Introduction
Pregnancy and birth are among the most dangerous days in your life. Stillbirth tragically ends 3 million pregnancies globally every year whilst fetal asphyxia inflicted by labour is a leading cause of neonatal seizures, cerebral palsy and death. Pregnancy can also be detrimental to the mother and multisystem organ injury can result from preeclampsia, with delivery, often at preterm gestations, being the only treatment.
Unfortunately, current measures of fetal wellbeing during pregnancy and direct measures of fetal distress during labour are intermittent and often miss the critical point when a life-saving birth could be performed. Excitingly we are developing two devices to continuously measure markers of fetal distress in pregnancy and directly measure markers of fetal distress during labour. Furthermore, we have identified a possible medical treatment for preeclampsia, metformin.
Methods
With a team of electronic, material and chemical engineers and physicists we are using novel flexible electronics and artificial intelligence to develop a device to detect markers of fetal well-being non-invasively in pregnancy. Utilising cutting edge fibre optic and sensor technology we are developing a device to accurately measure direct markers of fetal distress during labour. We identified metformin as a possible treatment for preeclampsia in laboratory assays and have performed a randomised control trial evaluating its potential as a treatment for preterm preeclampsia.
Results
We recruited 150 pregnant women and discovered that 6 sensors positioned around the maternal umbilicus obtain a reliable fetal ECG. On implementing artificial intelligence, we were able to reliably extract the fetal ECG 97% of the time compared to traditional algorithms at 90% (p<0.05). We have developed a wearable sensor and wireless, portable hardware that is smaller and lighter than a smart phone that could be worn in pregnancy to continuously determine fetal well-being.

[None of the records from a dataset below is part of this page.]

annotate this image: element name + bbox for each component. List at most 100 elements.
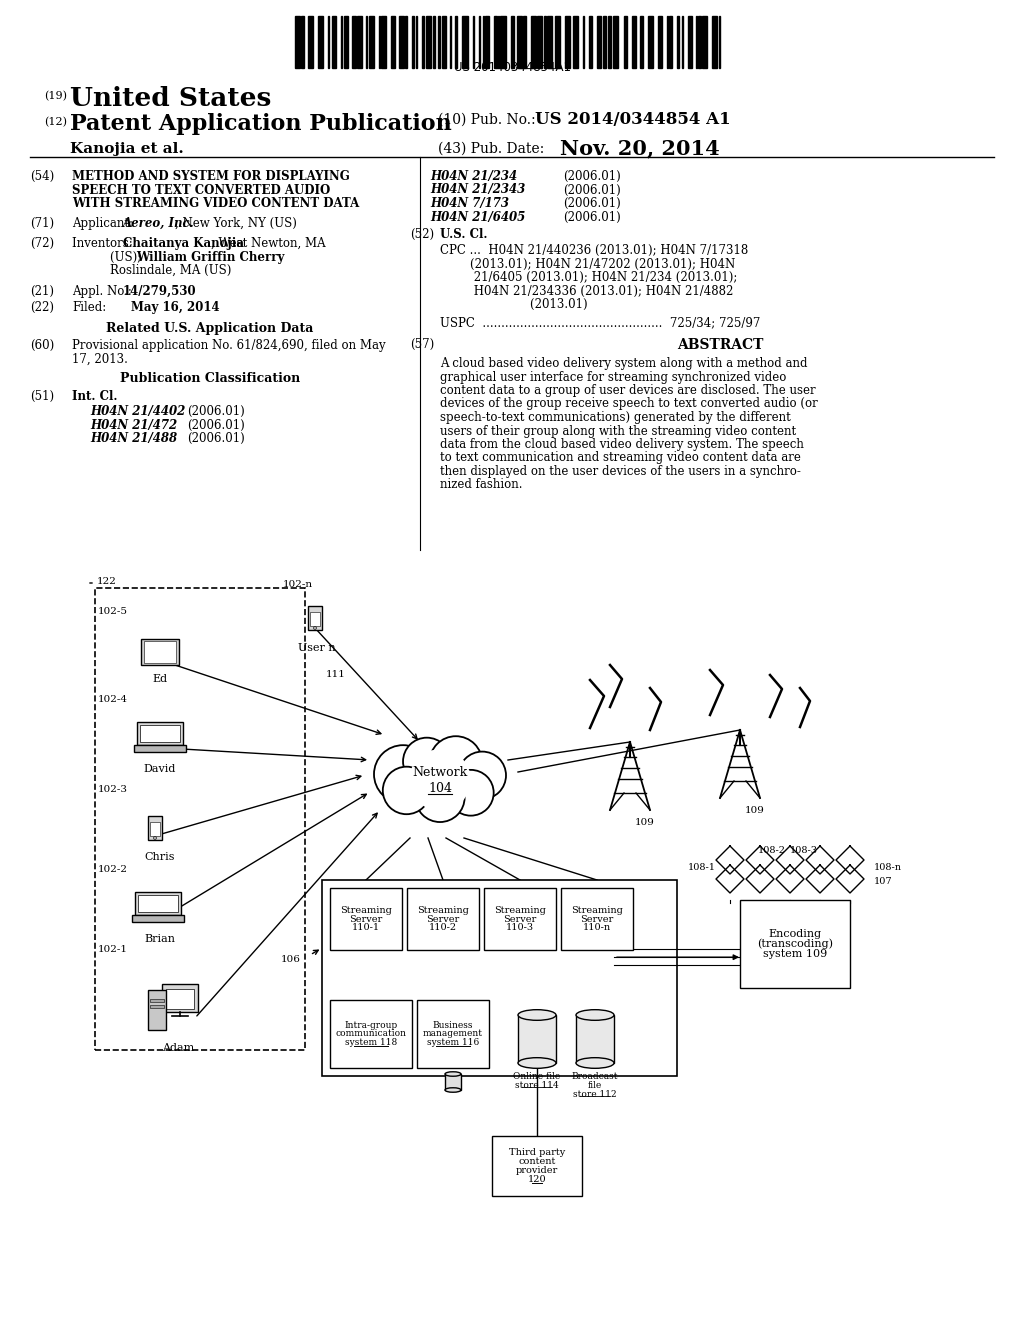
- Bar: [301, 16, 304, 69]
- Text: users of their group along with the streaming video content: users of their group along with the stre…: [440, 425, 796, 437]
- Text: Encoding: Encoding: [768, 929, 821, 940]
- Text: Filed:: Filed:: [72, 301, 106, 314]
- Bar: [133, 744, 186, 752]
- Text: US 2014/0344854 A1: US 2014/0344854 A1: [535, 111, 731, 128]
- Text: WITH STREAMING VIDEO CONTENT DATA: WITH STREAMING VIDEO CONTENT DATA: [72, 197, 359, 210]
- Text: Chaitanya Kanojia: Chaitanya Kanojia: [123, 238, 244, 249]
- Text: Brian: Brian: [144, 935, 175, 944]
- Bar: [613, 16, 618, 69]
- Bar: [702, 16, 708, 69]
- Bar: [144, 642, 176, 663]
- Bar: [148, 990, 166, 1030]
- Text: data from the cloud based video delivery system. The speech: data from the cloud based video delivery…: [440, 438, 804, 451]
- Text: H04N 21/4402: H04N 21/4402: [90, 405, 185, 418]
- Text: (2006.01): (2006.01): [187, 418, 245, 432]
- Bar: [344, 16, 348, 69]
- Bar: [517, 16, 522, 69]
- Text: H04N 21/6405: H04N 21/6405: [430, 210, 525, 223]
- Bar: [330, 888, 402, 950]
- Circle shape: [154, 837, 157, 840]
- Text: Int. Cl.: Int. Cl.: [72, 389, 118, 403]
- Text: Related U.S. Application Data: Related U.S. Application Data: [106, 322, 313, 335]
- Text: Applicant:: Applicant:: [72, 216, 137, 230]
- Bar: [640, 16, 642, 69]
- Bar: [485, 16, 489, 69]
- Bar: [492, 1137, 582, 1196]
- Text: Appl. No.:: Appl. No.:: [72, 285, 135, 298]
- Bar: [575, 1015, 614, 1063]
- Text: graphical user interface for streaming synchronized video: graphical user interface for streaming s…: [440, 371, 786, 384]
- Text: system 118: system 118: [345, 1038, 397, 1047]
- Bar: [322, 880, 677, 1076]
- Text: (transcoding): (transcoding): [757, 939, 833, 949]
- Bar: [135, 892, 181, 915]
- Text: Network: Network: [413, 766, 468, 779]
- Text: (19): (19): [44, 91, 67, 102]
- Bar: [479, 16, 480, 69]
- Text: Broadcast: Broadcast: [571, 1072, 618, 1081]
- Text: (21): (21): [30, 285, 54, 298]
- Text: 102-4: 102-4: [98, 696, 128, 704]
- Bar: [438, 16, 439, 69]
- Ellipse shape: [445, 1088, 461, 1092]
- Bar: [624, 16, 628, 69]
- Text: (71): (71): [30, 216, 54, 230]
- Bar: [682, 16, 683, 69]
- Bar: [307, 16, 312, 69]
- Text: 108-n: 108-n: [874, 863, 902, 873]
- Bar: [482, 16, 484, 69]
- Bar: [341, 16, 342, 69]
- Text: 109: 109: [635, 818, 655, 828]
- Text: 17, 2013.: 17, 2013.: [72, 352, 128, 366]
- Text: (2006.01): (2006.01): [187, 405, 245, 418]
- Bar: [445, 1074, 461, 1090]
- Bar: [150, 1005, 164, 1008]
- Text: 21/6405 (2013.01); H04N 21/234 (2013.01);: 21/6405 (2013.01); H04N 21/234 (2013.01)…: [440, 271, 737, 284]
- Bar: [310, 612, 319, 626]
- Text: Online file: Online file: [513, 1072, 560, 1081]
- Bar: [677, 16, 679, 69]
- Text: 109: 109: [745, 807, 765, 814]
- Text: (52): (52): [410, 228, 434, 242]
- Bar: [328, 16, 330, 69]
- Bar: [148, 816, 162, 840]
- Text: SPEECH TO TEXT CONVERTED AUDIO: SPEECH TO TEXT CONVERTED AUDIO: [72, 183, 331, 197]
- Bar: [484, 888, 556, 950]
- Text: METHOD AND SYSTEM FOR DISPLAYING: METHOD AND SYSTEM FOR DISPLAYING: [72, 170, 350, 183]
- Text: Streaming: Streaming: [340, 906, 392, 915]
- Text: United States: United States: [70, 86, 271, 111]
- Text: US 20140344854A1: US 20140344854A1: [454, 61, 570, 74]
- Text: Third party: Third party: [509, 1148, 565, 1158]
- Circle shape: [313, 627, 316, 630]
- Circle shape: [447, 770, 494, 816]
- Text: May 16, 2014: May 16, 2014: [102, 301, 219, 314]
- Text: 14/279,530: 14/279,530: [123, 285, 197, 298]
- Bar: [713, 16, 718, 69]
- Text: , West Newton, MA: , West Newton, MA: [211, 238, 326, 249]
- Bar: [399, 16, 404, 69]
- Text: speech-to-text communications) generated by the different: speech-to-text communications) generated…: [440, 411, 791, 424]
- Bar: [657, 16, 662, 69]
- Bar: [583, 16, 585, 69]
- Text: file: file: [588, 1081, 602, 1090]
- Ellipse shape: [445, 1072, 461, 1076]
- Bar: [523, 16, 526, 69]
- Bar: [538, 16, 543, 69]
- Text: H04N 21/2343: H04N 21/2343: [430, 183, 525, 197]
- Text: (72): (72): [30, 238, 54, 249]
- Text: Streaming: Streaming: [571, 906, 623, 915]
- Bar: [137, 722, 183, 744]
- Text: Aereo, Inc.: Aereo, Inc.: [123, 216, 195, 230]
- Text: David: David: [143, 764, 176, 774]
- Circle shape: [383, 767, 430, 814]
- Text: (US);: (US);: [110, 251, 145, 264]
- Text: H04N 21/488: H04N 21/488: [90, 432, 177, 445]
- Text: Streaming: Streaming: [417, 906, 469, 915]
- Text: content data to a group of user devices are disclosed. The user: content data to a group of user devices …: [440, 384, 816, 397]
- Text: Server: Server: [349, 915, 383, 924]
- Text: U.S. Cl.: U.S. Cl.: [440, 228, 487, 242]
- Text: 108-3: 108-3: [790, 846, 818, 855]
- Bar: [498, 16, 500, 69]
- Bar: [555, 16, 560, 69]
- Text: Provisional application No. 61/824,690, filed on May: Provisional application No. 61/824,690, …: [72, 339, 386, 352]
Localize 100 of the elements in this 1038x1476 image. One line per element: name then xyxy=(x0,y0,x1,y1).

We have optimized the physics and chemistry of our sensor that could be used in labour and demonstrated it accurately detects a marker of fetal distress in buffers. We have promising data showing it accurately detects markers of fetal distress in biological samples.

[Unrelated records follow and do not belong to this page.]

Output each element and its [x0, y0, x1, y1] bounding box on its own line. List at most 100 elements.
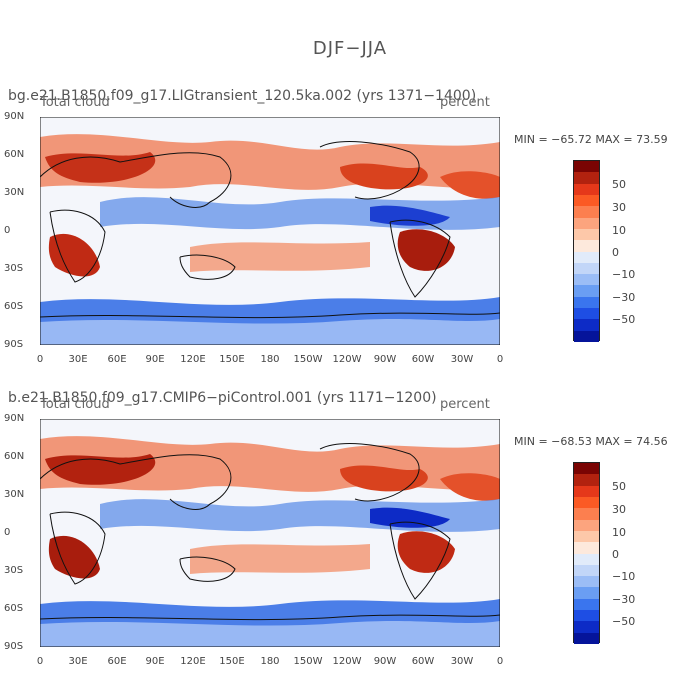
panel1-colorbar-label: −10 — [612, 268, 636, 281]
panel2-units: percent — [440, 397, 490, 412]
colorbar-swatch — [574, 564, 599, 577]
colorbar-swatch — [574, 308, 599, 320]
panel2-lon-tick: 180 — [260, 656, 280, 667]
colorbar-swatch — [574, 621, 599, 633]
warm-core-eurasia — [45, 152, 156, 183]
figure-title: DJF−JJA — [312, 38, 388, 59]
panel2-lon-tick: 30W — [450, 656, 474, 667]
colorbar-swatch — [574, 542, 599, 554]
warm-band-south-pacific — [190, 242, 370, 272]
panel2-variable: Total cloud — [40, 397, 110, 412]
panel1-min-max: MIN = −65.72 MAX = 73.59 — [514, 133, 668, 146]
panel1-lat-tick: 90S — [4, 339, 24, 350]
panel1-colorbar-label: 10 — [612, 224, 626, 237]
colorbar-swatch — [574, 262, 599, 275]
panel2-lon-tick: 120E — [180, 656, 206, 667]
panel1-lon-tick: 120E — [180, 354, 206, 365]
panel2-lon-tick: 150E — [219, 656, 245, 667]
colorbar-swatch — [574, 632, 599, 644]
colorbar-swatch — [574, 496, 599, 509]
panel2-lon-tick: 120W — [332, 656, 362, 667]
colorbar-swatch — [574, 330, 599, 342]
panel1-run-title: bg.e21.B1850.f09_g17.LIGtransient_120.5k… — [8, 88, 477, 104]
warm-core-eurasia — [45, 454, 156, 485]
panel2-colorbar-label: −50 — [612, 615, 636, 628]
panel1-lon-tick: 60W — [411, 354, 435, 365]
colorbar-swatch — [574, 217, 599, 229]
colorbar-swatch — [574, 530, 599, 543]
colorbar-swatch — [574, 576, 599, 588]
panel1-lon-tick: 90E — [145, 354, 165, 365]
colorbar-swatch — [574, 474, 599, 486]
warm-core-pacific — [340, 163, 428, 190]
panel1-colorbar-label: 0 — [612, 246, 619, 259]
panel2-lon-tick: 30E — [68, 656, 88, 667]
panel2-lon-tick: 150W — [293, 656, 323, 667]
panel1-lon-tick: 60E — [107, 354, 127, 365]
panel1-lon-tick: 180 — [260, 354, 280, 365]
colorbar-swatch — [574, 161, 599, 173]
panel2-lat-tick: 60S — [4, 603, 24, 614]
cool-core-subtropics — [370, 507, 450, 528]
colorbar-swatch — [574, 183, 599, 195]
panel2-lat-tick: 0 — [4, 527, 11, 538]
panel2-map — [39, 418, 501, 648]
colorbar-swatch — [574, 587, 599, 599]
panel1-lon-tick: 30W — [450, 354, 474, 365]
colorbar-swatch — [574, 251, 599, 263]
colorbar-swatch — [574, 274, 599, 286]
panel1-colorbar-label: −30 — [612, 291, 636, 304]
panel1-lat-tick: 60N — [4, 149, 25, 160]
panel2-lon-tick: 0 — [496, 656, 504, 667]
panel2-map-svg — [39, 418, 501, 648]
panel1-colorbar-label: 50 — [612, 178, 626, 191]
panel2-lat-tick: 90N — [4, 413, 25, 424]
panel2-lat-tick: 30S — [4, 565, 24, 576]
panel2-colorbar-swatches — [573, 462, 600, 644]
panel1-lon-tick: 150E — [219, 354, 245, 365]
panel1-lon-tick: 30E — [68, 354, 88, 365]
colorbar-swatch — [574, 319, 599, 331]
cool-band-antarctica — [40, 621, 500, 647]
panel2-colorbar-label: 0 — [612, 548, 619, 561]
panel2-lon-tick: 60W — [411, 656, 435, 667]
colorbar-swatch — [574, 240, 599, 252]
panel2-run-title: b.e21.B1850.f09_g17.CMIP6−piControl.001 … — [8, 390, 437, 406]
colorbar-swatch — [574, 553, 599, 565]
panel1-lon-tick: 0 — [36, 354, 44, 365]
colorbar-swatch — [574, 206, 599, 218]
panel2-lon-tick: 60E — [107, 656, 127, 667]
panel1-variable: Total cloud — [40, 95, 110, 110]
colorbar-swatch — [574, 508, 599, 520]
panel2-min-max: MIN = −68.53 MAX = 74.56 — [514, 435, 668, 448]
warm-core-atlantic — [440, 171, 500, 199]
warm-core-africa — [48, 233, 100, 277]
panel1-colorbar-label: −50 — [612, 313, 636, 326]
panel1-lat-tick: 90N — [4, 111, 25, 122]
colorbar-swatch — [574, 519, 599, 531]
panel2-colorbar-label: 10 — [612, 526, 626, 539]
panel1-lat-tick: 60S — [4, 301, 24, 312]
panel2-lat-tick: 90S — [4, 641, 24, 652]
panel1-colorbar-swatches — [573, 160, 600, 342]
panel2-colorbar-label: −30 — [612, 593, 636, 606]
panel1-lon-tick: 120W — [332, 354, 362, 365]
colorbar-swatch — [574, 610, 599, 622]
colorbar-swatch — [574, 194, 599, 207]
coastlines — [39, 443, 501, 621]
panel2-lon-tick: 0 — [36, 656, 44, 667]
panel1-lon-tick: 90W — [373, 354, 397, 365]
panel2-lon-tick: 90E — [145, 656, 165, 667]
warm-band-south-pacific — [190, 544, 370, 574]
cool-core-subtropics — [370, 205, 450, 226]
panel1-lat-tick: 0 — [4, 225, 11, 236]
coastlines — [39, 141, 501, 319]
panel2-lat-tick: 30N — [4, 489, 25, 500]
panel1-units: percent — [440, 95, 490, 110]
panel1-colorbar-label: 30 — [612, 201, 626, 214]
colorbar-swatch — [574, 228, 599, 241]
panel2-colorbar-label: 30 — [612, 503, 626, 516]
colorbar-swatch — [574, 463, 599, 475]
colorbar-swatch — [574, 485, 599, 497]
colorbar-swatch — [574, 172, 599, 184]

We have shown metformin reduces antiangiogenic markers of preeclampsia in laboratory assays. We have performed a randomized clinical trial enrolling 180 women with preterm preeclampsia and excitingly demonstrated metformin prolonged pregnancy by 7 days (p = 0.056).
Conclusion
We are developing technology to continuously assess fetal well-being in pregnancy and labour and have discovered a possible treatment for preeclampsia. These devices and treatment have the potential to detect fetal distress and subsequently reduce stillbirth and hypoxic complications of labour and preeclampsia.